Young Graphite in Old Rocks?



The age difference between the oldest and youngest estimated date of these rocks is 1.75 million years.



Joel Kontinen

Young Graphite in Old Rocks” sounds like a headline in Creation magazine, but this time it is from ScienceDaily, a site known for its unwavering pro-Darwinian approach.

Dominic Papineau, an associate professor at Boston College, and colleagues recently published a paper in Nature Geoscience on the ancient rocks in the Hudson Bay area in Canada.

The researchers think that the graphite in the rocks is several millions of years younger than the rocks. (Graphite is one of the allotrophic forms of carbon.)

The rock itself is assumed to be 3.8 – 4.2 billion years old. It seems that finding carbon in so old rock is not compatible with evolutionary thinking, so the researchers have to assume that the graphite must have entered the rocks later.

All known life on Earth is carbon-based. The evolution model does not allow for life to be born too early, so the ancient carbon creates a huge problem and a need for finding explanations.

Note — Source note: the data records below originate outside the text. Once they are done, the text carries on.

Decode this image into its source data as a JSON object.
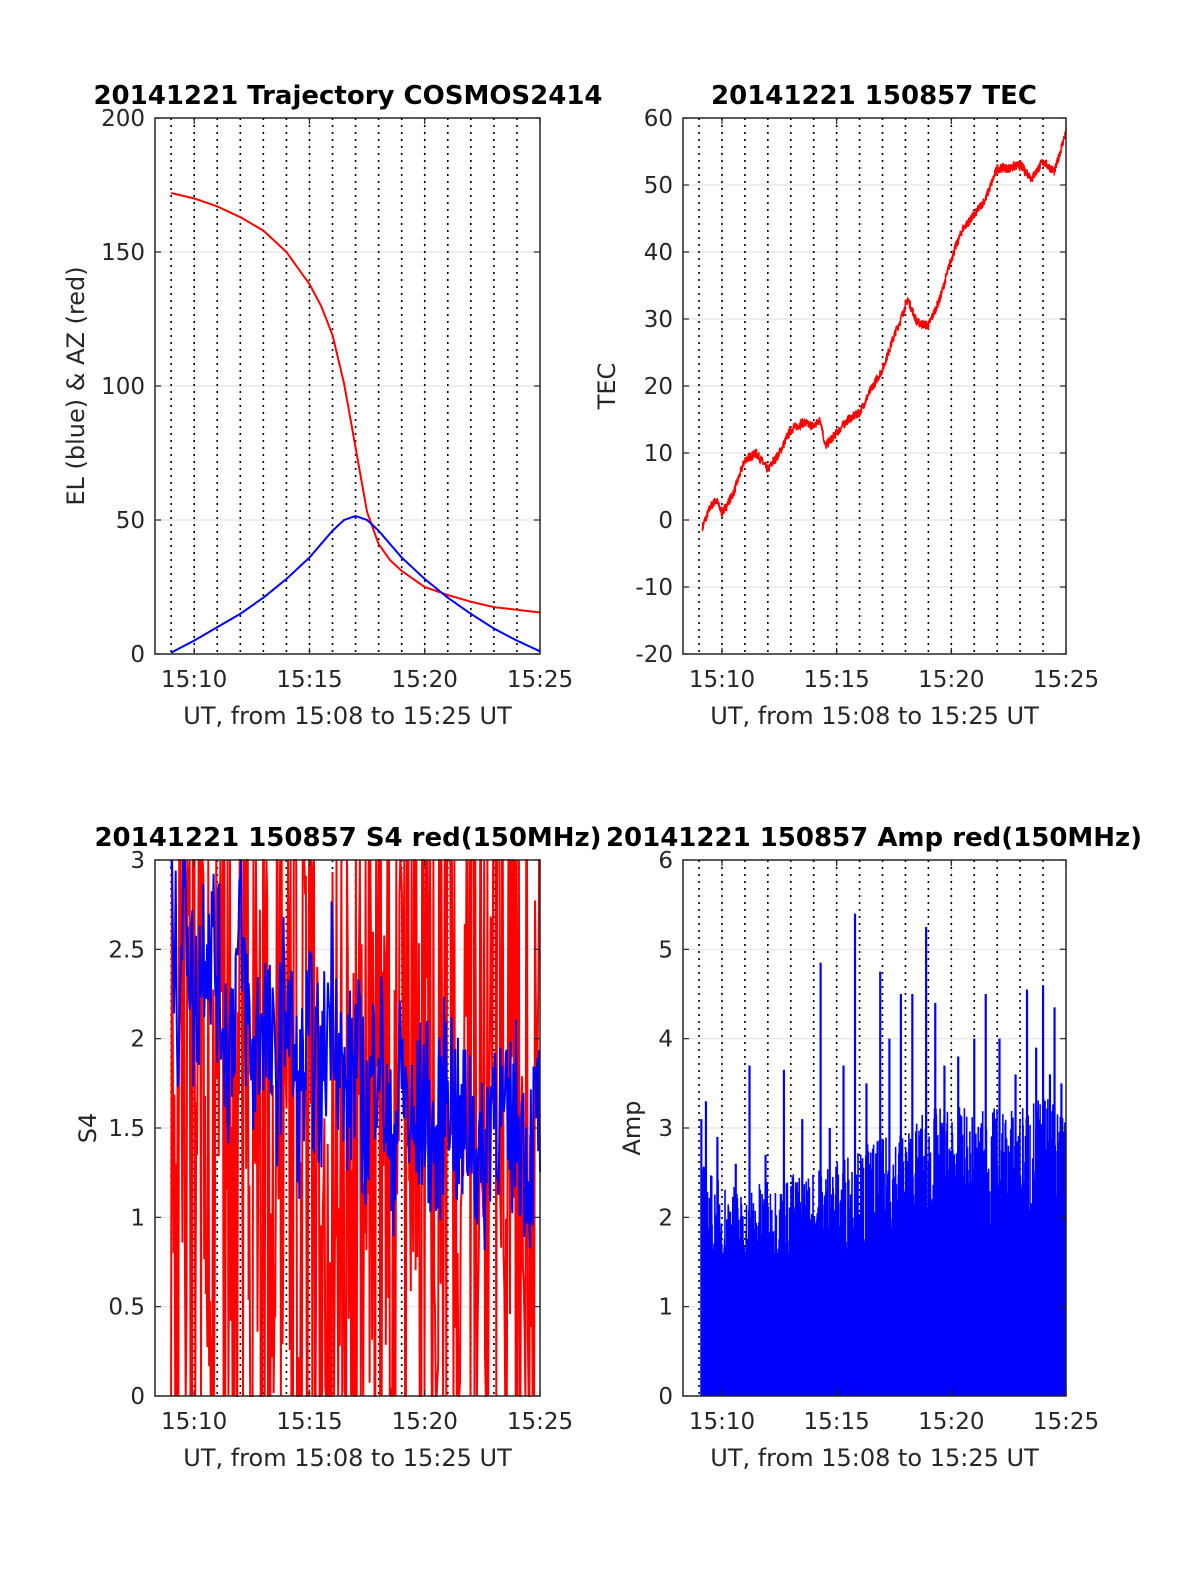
{
  "figure": {
    "background": "#ffffff"
  },
  "chart_data": [
    {
      "type": "line",
      "title": "20141221 Trajectory COSMOS2414",
      "xlabel": "UT, from 15:08 to 15:25 UT",
      "ylabel": "EL (blue) & AZ (red)",
      "x_units": "minutes after 15:00 UT",
      "xlim": [
        8.3,
        25
      ],
      "ylim": [
        0,
        200
      ],
      "x_ticks": [
        10,
        15,
        20,
        25
      ],
      "x_tick_labels": [
        "15:10",
        "15:15",
        "15:20",
        "15:25"
      ],
      "y_ticks": [
        0,
        50,
        100,
        150,
        200
      ],
      "y_tick_labels": [
        "0",
        "50",
        "100",
        "150",
        "200"
      ],
      "vertical_dotted_lines": [
        9,
        10,
        11,
        12,
        13,
        14,
        15,
        16,
        17,
        18,
        19,
        20,
        21,
        22,
        23,
        24
      ],
      "grid": true,
      "series": [
        {
          "color": "#ff0000",
          "x": [
            9,
            10,
            11,
            12,
            13,
            14,
            15,
            15.5,
            16,
            16.5,
            17,
            17.5,
            18,
            18.5,
            19,
            20,
            21,
            22,
            23,
            24,
            25
          ],
          "values": [
            172,
            170,
            167,
            163,
            158,
            150,
            138,
            130,
            119,
            101,
            77,
            53,
            41,
            35,
            31,
            25,
            22,
            19.5,
            17.5,
            16.5,
            15.5
          ]
        },
        {
          "color": "#0000ff",
          "x": [
            9,
            10,
            11,
            12,
            13,
            14,
            15,
            15.5,
            16,
            16.5,
            17,
            17.5,
            18,
            18.5,
            19,
            20,
            21,
            22,
            23,
            24,
            25
          ],
          "values": [
            0.5,
            5,
            10,
            15,
            21,
            28,
            36,
            41,
            46,
            50,
            51.5,
            50,
            46,
            41,
            36,
            28,
            21,
            15,
            9.5,
            5,
            1
          ]
        }
      ]
    },
    {
      "type": "line",
      "title": "20141221 150857 TEC",
      "xlabel": "UT, from 15:08 to 15:25 UT",
      "ylabel": "TEC",
      "x_units": "minutes after 15:00 UT",
      "xlim": [
        8.3,
        25
      ],
      "ylim": [
        -20,
        60
      ],
      "x_ticks": [
        10,
        15,
        20,
        25
      ],
      "x_tick_labels": [
        "15:10",
        "15:15",
        "15:20",
        "15:25"
      ],
      "y_ticks": [
        -20,
        -10,
        0,
        10,
        20,
        30,
        40,
        50,
        60
      ],
      "y_tick_labels": [
        "-20",
        "-10",
        "0",
        "10",
        "20",
        "30",
        "40",
        "50",
        "60"
      ],
      "vertical_dotted_lines": [
        9,
        10,
        11,
        12,
        13,
        14,
        15,
        16,
        17,
        18,
        19,
        20,
        21,
        22,
        23,
        24
      ],
      "grid": true,
      "series": [
        {
          "color": "#ff0000",
          "x": [
            9.15,
            9.5,
            9.75,
            10,
            10.5,
            11,
            11.5,
            12,
            12.5,
            13,
            13.5,
            14,
            14.3,
            14.5,
            15,
            15.5,
            16,
            16.5,
            17,
            17.5,
            17.8,
            18.1,
            18.5,
            19,
            19.5,
            20,
            20.5,
            21,
            21.5,
            22,
            22.5,
            23,
            23.5,
            24,
            24.5,
            25
          ],
          "values": [
            -1,
            2,
            3,
            1,
            4,
            9,
            10,
            7.5,
            10,
            13.5,
            14.5,
            14,
            15,
            11,
            13,
            15,
            16,
            19.5,
            22.5,
            27.5,
            30,
            33,
            29.5,
            29,
            33,
            39,
            43.5,
            45.5,
            48,
            52.5,
            52.5,
            53,
            51,
            53.5,
            52,
            58
          ]
        }
      ]
    },
    {
      "type": "line",
      "title": "20141221 150857 S4 red(150MHz)",
      "xlabel": "UT, from 15:08 to 15:25 UT",
      "ylabel": "S4",
      "x_units": "minutes after 15:00 UT",
      "xlim": [
        8.3,
        25
      ],
      "ylim": [
        0,
        3
      ],
      "x_ticks": [
        10,
        15,
        20,
        25
      ],
      "x_tick_labels": [
        "15:10",
        "15:15",
        "15:20",
        "15:25"
      ],
      "y_ticks": [
        0,
        0.5,
        1,
        1.5,
        2,
        2.5,
        3
      ],
      "y_tick_labels": [
        "0",
        "0.5",
        "1",
        "1.5",
        "2",
        "2.5",
        "3"
      ],
      "vertical_dotted_lines": [
        9,
        10,
        11,
        12,
        13,
        14,
        15,
        16,
        17,
        18,
        19,
        20,
        21,
        22,
        23,
        24
      ],
      "grid": true,
      "series": [
        {
          "color": "#ff0000",
          "note_x_range": [
            9,
            25
          ],
          "x": [
            9.0,
            9.2,
            9.4,
            9.6,
            9.8,
            10.0,
            10.3,
            10.6,
            11.0,
            11.5,
            12.0,
            12.5,
            13.0,
            13.5,
            14.0,
            14.5,
            15.0,
            15.5,
            16.0,
            16.5,
            17.0,
            17.5,
            18.0,
            18.5,
            19.0,
            19.5,
            20.0,
            20.5,
            21.0,
            21.5,
            22.0,
            22.5,
            23.0,
            23.5,
            24.0,
            24.5,
            25.0
          ],
          "values": [
            3,
            0,
            3,
            0,
            2.8,
            0.2,
            3,
            0,
            2.5,
            0,
            3,
            0.1,
            2.9,
            0.3,
            1.8,
            0,
            3,
            0.4,
            2.2,
            0.6,
            3,
            0.5,
            2.6,
            0.2,
            3,
            0.8,
            3,
            0,
            3,
            0.1,
            3,
            0,
            3,
            0.2,
            3,
            0,
            3
          ]
        },
        {
          "color": "#0000ff",
          "x": [
            9.0,
            9.3,
            9.6,
            10.0,
            10.5,
            11.0,
            11.5,
            12.0,
            12.5,
            13.0,
            13.5,
            14.0,
            14.5,
            15.0,
            15.5,
            16.0,
            16.5,
            17.0,
            17.5,
            18.0,
            18.5,
            19.0,
            19.5,
            20.0,
            20.5,
            21.0,
            21.5,
            22.0,
            22.5,
            23.0,
            23.5,
            24.0,
            24.5,
            25.0
          ],
          "values": [
            2.8,
            2.2,
            3,
            2.1,
            2.7,
            2.4,
            1.9,
            2.6,
            1.8,
            2.2,
            1.7,
            2.3,
            1.6,
            2.0,
            1.7,
            2.4,
            1.6,
            1.9,
            1.5,
            2.1,
            1.3,
            1.8,
            1.4,
            1.7,
            1.3,
            1.9,
            1.4,
            1.6,
            1.2,
            1.8,
            1.4,
            1.6,
            1.3,
            1.6
          ]
        }
      ]
    },
    {
      "type": "bar",
      "title": "20141221 150857 Amp red(150MHz)",
      "xlabel": "UT, from 15:08 to 15:25 UT",
      "ylabel": "Amp",
      "x_units": "minutes after 15:00 UT",
      "xlim": [
        8.3,
        25
      ],
      "ylim": [
        0,
        6
      ],
      "x_ticks": [
        10,
        15,
        20,
        25
      ],
      "x_tick_labels": [
        "15:10",
        "15:15",
        "15:20",
        "15:25"
      ],
      "y_ticks": [
        0,
        1,
        2,
        3,
        4,
        5,
        6
      ],
      "y_tick_labels": [
        "0",
        "1",
        "2",
        "3",
        "4",
        "5",
        "6"
      ],
      "vertical_dotted_lines": [
        9,
        10,
        11,
        12,
        13,
        14,
        15,
        16,
        17,
        18,
        19,
        20,
        21,
        22,
        23,
        24
      ],
      "grid": true,
      "series": [
        {
          "color": "#0000ff",
          "fill_x_range": [
            9.15,
            25
          ],
          "envelope_x": [
            9.15,
            9.5,
            10,
            10.5,
            11,
            11.5,
            12,
            12.5,
            13,
            13.5,
            14,
            14.5,
            15,
            15.5,
            16,
            16.5,
            17,
            17.5,
            18,
            18.5,
            19,
            19.5,
            20,
            20.5,
            21,
            21.5,
            22,
            22.5,
            23,
            23.5,
            24,
            24.5,
            25
          ],
          "envelope_values": [
            2.2,
            2.1,
            2.0,
            2.0,
            1.9,
            2.0,
            2.0,
            2.0,
            2.1,
            2.1,
            2.1,
            2.2,
            2.2,
            2.3,
            2.3,
            2.4,
            2.4,
            2.5,
            2.5,
            2.6,
            2.7,
            2.7,
            2.7,
            2.7,
            2.6,
            2.7,
            2.7,
            2.7,
            2.7,
            2.8,
            2.8,
            2.8,
            2.9
          ],
          "peaks_x": [
            9.1,
            9.3,
            9.8,
            10.6,
            11.2,
            11.9,
            12.7,
            13.5,
            14.3,
            14.7,
            15.3,
            15.8,
            16.3,
            16.9,
            17.3,
            17.8,
            18.3,
            18.9,
            19.3,
            19.7,
            20.3,
            21.0,
            21.5,
            22.1,
            22.8,
            23.3,
            23.7,
            24.0,
            24.3,
            24.5,
            24.8
          ],
          "peaks_values": [
            3.1,
            3.3,
            2.9,
            2.6,
            3.7,
            2.7,
            3.65,
            3.1,
            4.85,
            3.0,
            3.7,
            5.4,
            3.5,
            4.75,
            4.0,
            4.5,
            4.5,
            5.25,
            4.4,
            3.7,
            3.8,
            4.0,
            4.5,
            4.0,
            3.6,
            4.55,
            3.9,
            4.6,
            3.6,
            4.35,
            3.5
          ]
        }
      ]
    }
  ]
}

Carbon is an interesting substance since diamonds for instance are a form of carbon. They actually contain C-14 that has a half life of 5, 730 years. This means in effect that diamonds said to be billions of years old cannot be older than some tens of thousands of years.

It real life, the dog wags its tail. In some ideologies, the tail obviously wags the dog.


Source:

Young Graphite in Old Rocks Challenges the Earliest Signs of Life. ScienceDaily 21 May 2011.